Rz. 44
Die überwiegende Meinung geht davon aus, in der Stundung eines Pflichtteilsanspruchs liege stets eine Geltendmachung des gesamten Pflichtteilsanspruchs. Erbschaftsteuerlich entsteht damit grundsätzlich sogleich die Steuerpflicht in voller Höhe. Der Stundung gehe denklogisch die Einigung zwischen Erbe und Pflichtteilsberechtigtem voraus, dass der Pflichtteilsanspruch später zu erfüllen sei. Dem kann so nicht uneingeschränkt zugestimmt werden. Vielmehr ist zu differenzieren: Bringt der Pflichtteilsberechtigte zum Ausdruck, er wolle den Pflichtteil in jedem Fall beanspruchen und sei lediglich hinsichtlich des genauen Zeitpunkts verhandlungsbereit, so wird damit der Steuertatbestand des § 3 Abs. 1 Nr. 1 Alt. 3 ErbStG erfüllt.
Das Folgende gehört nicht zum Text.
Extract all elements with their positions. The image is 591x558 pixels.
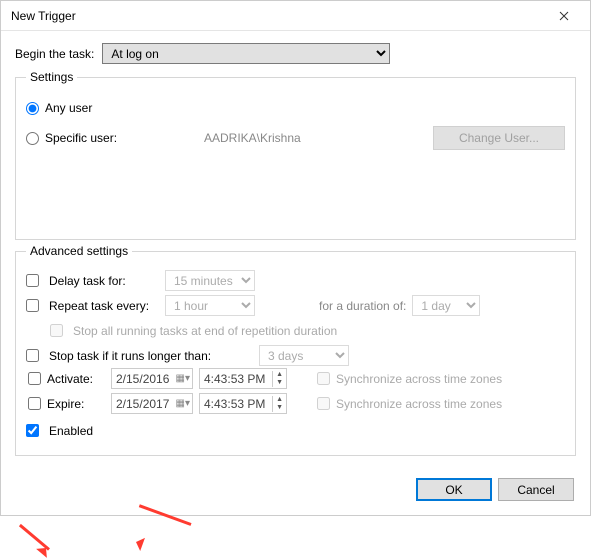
- spinner-icon[interactable]: ▲▼: [272, 396, 286, 412]
- delay-checkbox[interactable]: [26, 274, 39, 287]
- enabled-row: Enabled: [26, 418, 565, 443]
- expire-sync-checkbox: [317, 397, 330, 410]
- begin-task-select[interactable]: At log on: [102, 43, 390, 64]
- delay-row: Delay task for: 15 minutes: [26, 268, 565, 293]
- stop-all-row: Stop all running tasks at end of repetit…: [50, 318, 565, 343]
- expire-sync-col: Synchronize across time zones: [317, 397, 565, 411]
- advanced-settings-group: Advanced settings Delay task for: 15 min…: [15, 244, 576, 456]
- ok-button[interactable]: OK: [416, 478, 492, 501]
- titlebar: New Trigger: [1, 1, 590, 31]
- close-icon[interactable]: [544, 4, 584, 28]
- begin-task-row: Begin the task: At log on: [15, 43, 576, 64]
- repeat-label: Repeat task every:: [49, 299, 159, 313]
- repeat-checkbox[interactable]: [26, 299, 39, 312]
- expire-date[interactable]: 2/15/2017 ▦▾: [111, 393, 193, 414]
- stop-all-checkbox: [50, 324, 63, 337]
- stop-long-row: Stop task if it runs longer than: 3 days: [26, 343, 565, 368]
- datetime-block: Activate: 2/15/2016 ▦▾ 4:43:53 PM ▲▼ Syn…: [26, 368, 565, 414]
- activate-sync-col: Synchronize across time zones: [317, 372, 565, 386]
- repeat-duration-label: for a duration of:: [319, 299, 406, 313]
- specific-user-value: AADRIKA\Krishna: [204, 131, 425, 145]
- delay-label: Delay task for:: [49, 274, 159, 288]
- any-user-label: Any user: [45, 101, 92, 115]
- stop-long-select: 3 days: [259, 345, 349, 366]
- expire-checkbox[interactable]: [26, 397, 43, 410]
- stop-all-label: Stop all running tasks at end of repetit…: [73, 324, 337, 338]
- specific-user-radio[interactable]: [26, 132, 39, 145]
- repeat-duration-select: 1 day: [412, 295, 480, 316]
- activate-label: Activate:: [47, 372, 107, 386]
- window-title: New Trigger: [11, 9, 76, 23]
- any-user-radio[interactable]: [26, 102, 39, 115]
- button-bar: OK Cancel: [416, 478, 574, 501]
- repeat-row: Repeat task every: 1 hour for a duration…: [26, 293, 565, 318]
- spinner-icon[interactable]: ▲▼: [272, 371, 286, 387]
- specific-user-row: Specific user: AADRIKA\Krishna Change Us…: [26, 126, 565, 150]
- expire-sync-label: Synchronize across time zones: [336, 397, 502, 411]
- any-user-row: Any user: [26, 96, 565, 120]
- calendar-icon: ▦▾: [176, 398, 190, 409]
- calendar-icon: ▦▾: [176, 373, 190, 384]
- activate-time[interactable]: 4:43:53 PM ▲▼: [199, 368, 287, 389]
- begin-task-label: Begin the task:: [15, 47, 94, 61]
- change-user-button: Change User...: [433, 126, 565, 150]
- activate-sync-label: Synchronize across time zones: [336, 372, 502, 386]
- expire-time[interactable]: 4:43:53 PM ▲▼: [199, 393, 287, 414]
- dialog-content: Begin the task: At log on Settings Any u…: [1, 31, 590, 456]
- stop-long-checkbox[interactable]: [26, 349, 39, 362]
- stop-long-label: Stop task if it runs longer than:: [49, 349, 253, 363]
- cancel-button[interactable]: Cancel: [498, 478, 574, 501]
- enabled-checkbox[interactable]: [26, 424, 39, 437]
- activate-date[interactable]: 2/15/2016 ▦▾: [111, 368, 193, 389]
- settings-legend: Settings: [26, 70, 77, 84]
- advanced-legend: Advanced settings: [26, 244, 132, 258]
- activate-sync-checkbox: [317, 372, 330, 385]
- activate-checkbox[interactable]: [26, 372, 43, 385]
- expire-label: Expire:: [47, 397, 107, 411]
- delay-select: 15 minutes: [165, 270, 255, 291]
- enabled-label: Enabled: [49, 424, 93, 438]
- settings-group: Settings Any user Specific user: AADRIKA…: [15, 70, 576, 240]
- repeat-every-select: 1 hour: [165, 295, 255, 316]
- specific-user-label: Specific user:: [45, 131, 117, 145]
Insoweit ist der vorstehend zitierten h.M. zuzustimmen. Anders sind jedoch diejenigen Fälle zu beurteilen, in denen der Pflichtteilsberechtigte noch gar keine Entscheidung getroffen hat, dies derzeit auch nicht möchte, sondern sich lediglich die spätere Entscheidungsmöglichkeit offenhalten möchte, indem er die Verjährung des Anspruchs verhindert. Bei einem solchen Sachverhalt kann sehr wohl eine Stundungsvereinbarung getroffen werden, ohne dass hierin eine Geltendmachung i.S.d. Gesetzes erfolgt.
Rz. 45
Offen war die Rechtslage in denjenigen Fällen, in denen gezielt der Pflichtteil geltend gemacht wird, gleichzeitig jedoch der Pflichtteil bis zum Ableben des länger lebenden Elternteils bei einem Berliner Testament gestundet wird. Hierzu ist in den vergangenen Jahren eine in sich widersprüchliche Rechtsprechung des BFH ergangen. Einerseits hat der BFH in seiner Entscheidung vom 19.7.2006 ausdrücklich festgestellt, dass es für die Besteuerung des geltend gemachten Pflichtteils nicht auf die Erfüllung des Pflichtteils ankomme. Bereits bei Geltendmachung des Pflichtteils entstehe die Steuer beim Pflichtteilsberechtigten; verzichte dieser später auf die Durchsetzung und erlasse den Anspruch, so sei dies wiederum eine freigebige Zuwendung nach § 7 Abs. 1 Nr. 1 ErbStG. Ohne irgendeinen Geldfluss geht der BFH also von einem doppelten Schenkungsteuerfall aus, was korrespondierend zu einem entsprechenden Abzugsbetrag beim Erben nach § 10 Abs. 5 Nr. 2 ErbStG führen muss. Nach dieser Entscheidung scheint der BFH im Bereich des Pflichtteilsrechts keine konkrete Beschwer oder Belastung des jeweiligen Erben als Voraussetzung eines Abzugstatbestandes anzusehen.
Rz. 46
Anders ist dies hingegen in der Entscheidung des BFH vom 27.6.2007. Bei Verzicht auf den Pflichtteil gegen eine Abfindung, die bis zum Tod des länger lebenden Elternteils gestundet wird, verneint der BFH eine konkrete wirtschaftliche Belastung des länger lebenden Ehegatten und damit sowohl den Abzug nach § 10 Abs. 5 Nr. 1 ErbStG hinsichtlich des Abfindungsbetrages beim länger lebenden Ehegatten als auch die Steuerpflicht nach § 3 Abs. 2 Nr. 4 ErbStG beim Pflichtteilsberechtigten. Eine wirtschaftliche Belastung fehlt immer dann, wenn der Erblasser (Schuldner) davon ausgehen konnte, die Verpflichtung – wie bei einer Stundung bis zu seinem Tod – nicht selbst erfüllen zu müssen.
Rz. 47
Der Gesetzgeber hat sich im Bereich des Pflichtteilsrechts in § 3 Abs. 1 Nr. 1, in § 9 Abs. 1 Nr. 1 Buchst. b und in § 10 Abs. 5 Nr. 2 ErbStG stets gegen das konkrete Belastungsprinzip entschieden, als er nicht auf den Abfluss von Geldmitteln, sondern auf die bloße Geltendmachung von Ansprüchen abgestellt hat. Insoweit ist m.E. nur die Entscheidung des BFH vom 19.7.2006 überzeugend. Daher kann m.E. eine Geltendmachung des Pflichtteils auch dann angenommen werden und es sind alle daraus folgenden steuerlichen Konsequenzen zu ziehen, auch wenn gleichzeitig mit der ernsthaften Geltendmachung des Pflichtteilsanspruchs eine Stundung bis zum Ableben des länger lebenden Ehegatten vereinbart wird. Ein Abzug nach § 10 Abs. 5 Nr. 2 ErbStG ist zu gewähren. Dagegen hat sich jedoch der BFH zumindest für den Fall ausgesprochen, dass der Anspruch vor seinem Entstehen bis zum Tod des Erben zinslos gestundet wird, die Frage im Übrigen aber offengelassen.